El señor Maravillas, dejó el periódico y miró a la niña.
—En realidad estoy buscando un criado —dijo—. Alguien que me haga los recados, que cuide de mis ropas y que además me ayude durante mis actuaciones.
—Él podría hacerlo todo —replicó Diana con vehemencia—. Haga una prueba, señor Maravillas.
—¿Cuál es su nombre completo? —preguntó el mago, sacando una libreta de notas y una pluma.
—Bernabé Hugo Lorimer —replicó Diana—. En realidad ése es el apellido de su madre. No sabe el de su padre.
—Qué raro —dijo el señor Maravillas.
Diana le contó la historia de Nabé que el quiromántico escuchó con gran interés.
—Así que ya ve —concluyó Diana—. Nabé está solo en el mundo, puede ir donde quiera y trabajar en lo que guste… pero oh, ¡cómo me gustaría que encontrara a su padre!
—¡No me cabe duda de que yo podré encontrarle! —exclamó el señor Maravillas guardando su pluma, y Diana le miró asombrada.
—¿Qué quiere usted decir? ¿Cómo podría hacerlo? ¿Qué piensa hacer? Es imposible… ni siquiera Nabé sabe nada de su padre… ¡ni siquiera su nombre!
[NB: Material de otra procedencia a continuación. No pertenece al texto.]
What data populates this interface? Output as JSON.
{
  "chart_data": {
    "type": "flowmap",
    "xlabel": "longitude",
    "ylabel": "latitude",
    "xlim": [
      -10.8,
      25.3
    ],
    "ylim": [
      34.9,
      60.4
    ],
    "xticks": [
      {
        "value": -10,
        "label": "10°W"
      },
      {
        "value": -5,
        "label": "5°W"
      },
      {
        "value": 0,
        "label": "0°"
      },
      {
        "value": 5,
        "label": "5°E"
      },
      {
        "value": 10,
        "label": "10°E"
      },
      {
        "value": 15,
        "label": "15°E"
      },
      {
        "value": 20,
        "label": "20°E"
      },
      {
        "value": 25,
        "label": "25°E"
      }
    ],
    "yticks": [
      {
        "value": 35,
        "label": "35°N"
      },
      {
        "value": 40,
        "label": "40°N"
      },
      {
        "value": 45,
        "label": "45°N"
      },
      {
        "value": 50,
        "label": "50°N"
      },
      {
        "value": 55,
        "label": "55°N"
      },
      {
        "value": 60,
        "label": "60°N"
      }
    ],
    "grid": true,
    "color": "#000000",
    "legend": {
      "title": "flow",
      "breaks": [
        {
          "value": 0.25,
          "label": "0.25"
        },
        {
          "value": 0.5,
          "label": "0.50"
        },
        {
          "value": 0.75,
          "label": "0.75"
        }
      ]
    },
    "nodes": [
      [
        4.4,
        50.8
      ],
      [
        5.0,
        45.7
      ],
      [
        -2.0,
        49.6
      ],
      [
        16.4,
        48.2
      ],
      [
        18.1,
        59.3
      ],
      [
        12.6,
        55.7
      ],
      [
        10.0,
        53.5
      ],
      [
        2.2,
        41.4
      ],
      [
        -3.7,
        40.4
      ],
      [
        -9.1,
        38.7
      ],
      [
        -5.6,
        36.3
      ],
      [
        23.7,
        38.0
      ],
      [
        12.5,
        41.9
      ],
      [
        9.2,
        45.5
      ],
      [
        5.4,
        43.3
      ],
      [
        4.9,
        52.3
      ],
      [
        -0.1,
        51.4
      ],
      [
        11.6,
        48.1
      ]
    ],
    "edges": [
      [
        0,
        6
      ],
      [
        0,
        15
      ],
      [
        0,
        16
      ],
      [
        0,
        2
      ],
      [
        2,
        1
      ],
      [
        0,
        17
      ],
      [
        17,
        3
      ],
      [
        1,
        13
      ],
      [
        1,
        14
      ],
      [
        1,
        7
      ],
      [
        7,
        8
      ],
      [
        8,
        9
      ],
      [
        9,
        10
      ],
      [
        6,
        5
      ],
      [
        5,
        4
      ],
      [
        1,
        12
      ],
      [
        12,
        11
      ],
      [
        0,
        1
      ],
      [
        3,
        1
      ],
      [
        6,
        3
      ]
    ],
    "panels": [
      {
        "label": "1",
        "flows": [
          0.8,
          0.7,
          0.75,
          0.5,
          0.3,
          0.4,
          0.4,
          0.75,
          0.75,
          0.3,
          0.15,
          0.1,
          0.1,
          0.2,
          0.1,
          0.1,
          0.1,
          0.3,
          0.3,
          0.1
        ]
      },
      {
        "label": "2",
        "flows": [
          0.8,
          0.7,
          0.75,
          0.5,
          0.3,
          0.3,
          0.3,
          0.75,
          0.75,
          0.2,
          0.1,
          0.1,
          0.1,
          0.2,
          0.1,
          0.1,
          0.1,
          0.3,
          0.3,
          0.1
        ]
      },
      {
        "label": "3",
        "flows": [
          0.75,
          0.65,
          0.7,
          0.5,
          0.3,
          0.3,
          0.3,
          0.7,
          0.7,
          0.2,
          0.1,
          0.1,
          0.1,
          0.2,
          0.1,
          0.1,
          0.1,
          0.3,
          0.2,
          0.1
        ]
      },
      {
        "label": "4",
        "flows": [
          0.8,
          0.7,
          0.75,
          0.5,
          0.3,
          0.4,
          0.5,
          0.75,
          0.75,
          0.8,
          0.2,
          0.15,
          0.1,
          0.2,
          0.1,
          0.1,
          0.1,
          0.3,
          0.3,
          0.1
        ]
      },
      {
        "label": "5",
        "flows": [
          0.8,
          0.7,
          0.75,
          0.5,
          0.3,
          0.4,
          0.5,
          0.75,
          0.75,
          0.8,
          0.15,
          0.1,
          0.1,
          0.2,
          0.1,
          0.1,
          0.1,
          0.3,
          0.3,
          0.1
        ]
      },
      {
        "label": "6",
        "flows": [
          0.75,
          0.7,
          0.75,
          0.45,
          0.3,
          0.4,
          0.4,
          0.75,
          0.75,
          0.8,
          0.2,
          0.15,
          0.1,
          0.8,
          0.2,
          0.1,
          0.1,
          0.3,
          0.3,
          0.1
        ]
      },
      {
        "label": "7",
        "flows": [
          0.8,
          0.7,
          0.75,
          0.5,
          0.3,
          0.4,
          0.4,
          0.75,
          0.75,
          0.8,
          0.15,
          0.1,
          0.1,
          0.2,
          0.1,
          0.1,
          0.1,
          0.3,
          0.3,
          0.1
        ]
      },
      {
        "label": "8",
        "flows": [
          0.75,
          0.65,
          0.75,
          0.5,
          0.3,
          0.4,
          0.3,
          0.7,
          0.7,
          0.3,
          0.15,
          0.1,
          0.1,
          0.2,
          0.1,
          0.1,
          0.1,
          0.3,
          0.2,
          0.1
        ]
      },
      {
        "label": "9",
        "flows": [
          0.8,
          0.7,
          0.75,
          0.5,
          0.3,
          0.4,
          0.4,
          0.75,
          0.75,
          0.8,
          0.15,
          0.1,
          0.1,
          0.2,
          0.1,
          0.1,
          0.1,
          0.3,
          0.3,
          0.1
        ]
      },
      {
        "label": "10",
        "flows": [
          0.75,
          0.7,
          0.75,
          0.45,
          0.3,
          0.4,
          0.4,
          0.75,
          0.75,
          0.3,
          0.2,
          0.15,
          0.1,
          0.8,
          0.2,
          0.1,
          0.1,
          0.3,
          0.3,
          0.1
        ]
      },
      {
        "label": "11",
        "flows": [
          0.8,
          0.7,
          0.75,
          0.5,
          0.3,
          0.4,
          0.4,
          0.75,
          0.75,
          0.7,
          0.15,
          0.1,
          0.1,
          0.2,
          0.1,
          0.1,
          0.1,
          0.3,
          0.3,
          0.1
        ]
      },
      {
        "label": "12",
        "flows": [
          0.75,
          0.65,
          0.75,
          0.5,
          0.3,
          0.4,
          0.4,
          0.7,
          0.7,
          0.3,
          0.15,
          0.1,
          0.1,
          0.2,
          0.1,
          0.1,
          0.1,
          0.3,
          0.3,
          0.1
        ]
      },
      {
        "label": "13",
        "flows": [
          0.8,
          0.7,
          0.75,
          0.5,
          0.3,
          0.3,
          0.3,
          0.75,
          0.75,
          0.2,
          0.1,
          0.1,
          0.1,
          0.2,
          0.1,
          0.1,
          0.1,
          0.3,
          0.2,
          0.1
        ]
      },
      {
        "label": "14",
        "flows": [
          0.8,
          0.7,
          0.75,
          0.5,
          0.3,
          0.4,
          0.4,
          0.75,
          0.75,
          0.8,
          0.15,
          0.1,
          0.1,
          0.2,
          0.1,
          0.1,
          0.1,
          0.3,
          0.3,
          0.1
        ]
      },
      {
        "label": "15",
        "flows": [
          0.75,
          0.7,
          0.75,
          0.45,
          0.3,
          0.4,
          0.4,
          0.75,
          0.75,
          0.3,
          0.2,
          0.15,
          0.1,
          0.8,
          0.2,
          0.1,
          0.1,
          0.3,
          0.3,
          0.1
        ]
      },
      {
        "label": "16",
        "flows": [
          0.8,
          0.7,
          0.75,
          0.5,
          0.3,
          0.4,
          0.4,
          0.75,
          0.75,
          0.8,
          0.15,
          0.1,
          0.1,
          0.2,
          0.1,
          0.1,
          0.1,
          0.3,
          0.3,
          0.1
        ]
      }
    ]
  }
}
—Mi querida jovencita, llevó más años en el mundo del teatro de los que quisiera recordar —repuso el señor Maravillas—. Sólo tengo que preguntar a algunos de mis amigos si conocen a un actor que representaba obras de Shakespeare hará unos quince años, y que probablemente se parece mucho a Nabé físicamente… ese muchacho tiene un rostro muy singular. ¡Y estoy seguro de que en poco tiempo tendré alguna noticia!
—¡Oh, señor Maravillas! —exclamó Diana con los ojos brillantes—. ¡Oh, sería maravilloso! ¿De veras lo hará?
—Sí Nabé viene a trabajar conmigo, hace lo que le mande y demuestra ser útil y de confianza, entonces haré todo lo que sea posible —replicó el señor Maravillas—. Eso depende de él mismo. Aunque no pienso tomarme ninguna molestia, si él no se porta bien conmigo.
—¡Oh, Nabé se portará bien, lo sé! —exclamó Diana muy contenta—. Déjeme ir a buscarle, señor Maravillas. Así podrá despedirse hoy mismo y empezar a trabajar con usted mañana. Oh, gracias, gracias.
Y se marchó con el corazón rebosante de alegría. ¡Oh, Nabé, Nabé, si encontraras pronto a tu padre! ¡Oh, qué amable era el señor Maravillas!… ¿Cómo era posible que le hubiera parecido antipático alguna vez?
Encontró a Nabé en la playa esperándoles y corrió a darle la noticia.
—¡Por favor, ve ahora mismo a la posada, Nabé! —le suplicó—. Te está esperando. ¡Nabé, imagínate que lograse encontrar a tu padre! ¡Parece muy seguro de poder hacerlo!
—Eres una buena amiga, Diana —le dijo Nabé con los ojos brillantes—. Vamos, «Miranda»… ¡iremos a probar suerte!